L'arcivescovo Negri, lontano dalla gente
di Roberto Pazzi
Ferrara, 9 ottobre 2013 - FERRARA non meritava nella lunga storia di tolleranza e solidarietà civile, che caratterizza la chiesa ferrarese, dall’arcivescovo Bovelli, defensor civitatis durante la barbarie nazifascista, alla passione civile e pastorale di Mosconi alla colta testimonianza di Franceschi, alla silenziosa ma attenta cura del biblista Maverna, alla bonomia aperta e cordiale di Rabitti, un presule così lontano dall’universale sentire della sua città, come monsignor Negri.

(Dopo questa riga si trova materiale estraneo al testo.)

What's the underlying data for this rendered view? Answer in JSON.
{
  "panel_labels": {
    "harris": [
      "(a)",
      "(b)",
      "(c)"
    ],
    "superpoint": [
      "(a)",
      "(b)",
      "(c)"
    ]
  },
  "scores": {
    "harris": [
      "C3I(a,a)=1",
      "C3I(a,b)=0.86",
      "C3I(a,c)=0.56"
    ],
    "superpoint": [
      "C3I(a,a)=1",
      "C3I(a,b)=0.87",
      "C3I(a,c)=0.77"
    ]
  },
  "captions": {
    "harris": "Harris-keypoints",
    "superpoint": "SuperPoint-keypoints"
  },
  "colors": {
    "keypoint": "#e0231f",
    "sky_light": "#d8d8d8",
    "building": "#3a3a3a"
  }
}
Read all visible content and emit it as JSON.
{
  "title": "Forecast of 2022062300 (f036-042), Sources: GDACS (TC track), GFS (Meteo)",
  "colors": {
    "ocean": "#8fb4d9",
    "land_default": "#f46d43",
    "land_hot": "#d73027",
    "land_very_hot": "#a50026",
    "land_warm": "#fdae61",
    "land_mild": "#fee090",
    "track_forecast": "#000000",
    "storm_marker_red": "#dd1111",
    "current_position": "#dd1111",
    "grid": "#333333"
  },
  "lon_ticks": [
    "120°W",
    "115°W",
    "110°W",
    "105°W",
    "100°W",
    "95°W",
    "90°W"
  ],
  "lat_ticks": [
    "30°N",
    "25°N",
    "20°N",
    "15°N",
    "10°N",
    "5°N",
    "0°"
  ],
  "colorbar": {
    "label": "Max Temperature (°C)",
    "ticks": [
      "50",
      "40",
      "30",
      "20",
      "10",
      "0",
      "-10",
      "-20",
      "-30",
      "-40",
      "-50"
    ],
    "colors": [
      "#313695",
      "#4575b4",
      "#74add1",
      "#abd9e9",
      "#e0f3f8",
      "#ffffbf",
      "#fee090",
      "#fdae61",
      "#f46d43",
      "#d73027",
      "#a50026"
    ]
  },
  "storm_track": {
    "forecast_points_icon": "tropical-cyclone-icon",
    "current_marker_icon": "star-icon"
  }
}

CREDEVAMO che alla stonatura della sua accusa di realtà “da postribolo” rivolta alla movida degli studenti del mercoledì sera, per la presenza non sempre corretta nel sagrato del duomo, facesse seguito un diverso modo di affrontare la questione, più sfumato e attento alle ragioni della santa irragionevolezza dei giovani. Invece no.
Di recente nel vivace dibattito che ha coinvolto il sindaco della città estense, il rettore dell’università e il rappresentante degli studenti, monsignor Negri non solo ha dichiarato di non doversi scusare per la parola “postribolo”, ma ha rilanciato l’ oscurantistica minaccia di far transennare il sagrato del duomo per impedirne l’accesso ai giovani.
Monsignor Negri, lei non impedirà l’accesso solo ai giovani indisciplinati della notte, se la sua intenzione dovesse tradursi in realtà, ma alla Vita! Perché lei farà tornare indietro l’orologio della Storia, a quando il potere pontificio chiudeva ogni sera i cancelli del ghetto in via Mazzini.
E nella memoria di questa antica e nobile città, dove i nomi di alcuni dei più grandi artisti e intellettuali, da Ariosto, a Tasso, a Bartoli, a Govoni, a Caretti, a De Pisis, a Bassani, a C. Varese, a Antonioni, a Vancini, si iscrivono nel dna dell’Italia tutta, verrà ricordato come Daniele da Volterra, detto il Braghettone, il pittore che nel 1564, per ordine del papa Pio IV, in piena Controriforma, dovette disegnare i perizoma ai nudi del Giudizio Universale della Sistina, vivente Michelangelo che ne pianse. Quelle tristi mutande che poi sono state tolte nel recente restauro di quel capolavoro…
No, non è questa la pastoralità di papa Francesco, non è questo il linguaggio del pontefice che dal 13 marzo conquista i cuori, non è questo lo stile che persegue in questa stagione così difficile della Storia la Chiesa alla ricerca di un diverso consenso fra credenti e non credenti.
Forse lei, caro monsignore, credeva di essere stato inviato a bonificare una città da una lunga tradizione laica, troppo lontana dalla sua concezione della fede. Ma non abbiamo bisogno delle sue lezioni di oltranzismo e integralismo.
Lo Spirito Santo ha voluto sulla cattedra di Pietro un uomo come Giorgio Mario Bergoglio e non come il ciellino Angelo Scola, a lei così vicino.